Evidently he meant to convince Alexander that “our cause” was as dear to Austria as to Russia; and that if Napoleon trusted to Austrian mediation, he would be deceived and despoiled. The Czar so understood it, and he “seemed exceedingly well pleased.”
The political meaning of “our cause” was this: English diplomats had been unusually busy, and had (June 14 and 15, 1813) negotiated new treaties with Russia and Prussia whereby Great Britain agreed to pay heavy subsidies to those powers to prosecute the war, which was not to be ended without England’s consent.
Inasmuch as England was no party to the negotiations then pending between Napoleon and the Allies, one of two things is obvious: the Allies were intent upon betraying England, or of duping France.

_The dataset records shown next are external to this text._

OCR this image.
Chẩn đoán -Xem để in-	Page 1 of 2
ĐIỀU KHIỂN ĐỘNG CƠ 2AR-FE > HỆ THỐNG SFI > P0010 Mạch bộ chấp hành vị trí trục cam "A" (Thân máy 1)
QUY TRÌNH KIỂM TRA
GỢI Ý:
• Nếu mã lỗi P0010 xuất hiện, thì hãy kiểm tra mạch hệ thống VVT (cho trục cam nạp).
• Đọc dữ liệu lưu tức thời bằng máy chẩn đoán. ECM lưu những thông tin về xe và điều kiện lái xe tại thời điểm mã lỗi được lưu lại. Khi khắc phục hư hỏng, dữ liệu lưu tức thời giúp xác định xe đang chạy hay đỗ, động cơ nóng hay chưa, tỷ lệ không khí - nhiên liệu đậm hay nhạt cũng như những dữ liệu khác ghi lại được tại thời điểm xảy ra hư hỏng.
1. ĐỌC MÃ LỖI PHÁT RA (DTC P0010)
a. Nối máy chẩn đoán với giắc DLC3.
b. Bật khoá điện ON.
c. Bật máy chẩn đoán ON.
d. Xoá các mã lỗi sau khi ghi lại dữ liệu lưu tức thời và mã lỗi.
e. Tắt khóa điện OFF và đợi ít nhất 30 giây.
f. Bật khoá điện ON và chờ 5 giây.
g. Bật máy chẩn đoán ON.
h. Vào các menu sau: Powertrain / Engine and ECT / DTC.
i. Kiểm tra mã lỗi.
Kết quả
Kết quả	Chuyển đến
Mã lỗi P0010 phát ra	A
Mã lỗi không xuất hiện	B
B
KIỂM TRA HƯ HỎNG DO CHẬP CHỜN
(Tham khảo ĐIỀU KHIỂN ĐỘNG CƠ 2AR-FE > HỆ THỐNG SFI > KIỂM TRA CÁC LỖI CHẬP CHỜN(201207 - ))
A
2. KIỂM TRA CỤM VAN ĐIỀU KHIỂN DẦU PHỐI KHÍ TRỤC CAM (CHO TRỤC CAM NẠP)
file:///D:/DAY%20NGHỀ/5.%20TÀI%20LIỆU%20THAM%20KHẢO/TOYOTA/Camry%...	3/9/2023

As to which of the two it was meant to deceive, the language used by Metternich to Alexander, and by Alexander to Metternich, leaves no doubt.
What, on the other hand, were the thoughts of Napoleon? On June 2, 1813, he wrote to Eugène, who had been sent back to Italy, “I shall grant a truce on account of the armaments of Austria, and in order to gain time to bring up the Italian army to Laybach to threaten Vienna.”
There are those who see in this a proof that Napoleon did not desire peace. Read in the light of the surrounding circumstances, it is just as easy to see in the letter an evidence that Napoleon merely wished to escape Austrian dictation.
He had already offered to treat for peace with Russia and Prussia; and they, controlled by English influence, had refused to treat, save through Austria.
Anxious, suspicious, harassed by all sorts of cares, Napoleon summoned Metternich to Dresden.
Napoleon understood Metternich thoroughly, and despised him. With this man, as with Fouché, Talleyrand, and Bernadotte, the proud Corsican had too lightly indulged in the perilous license of contempt.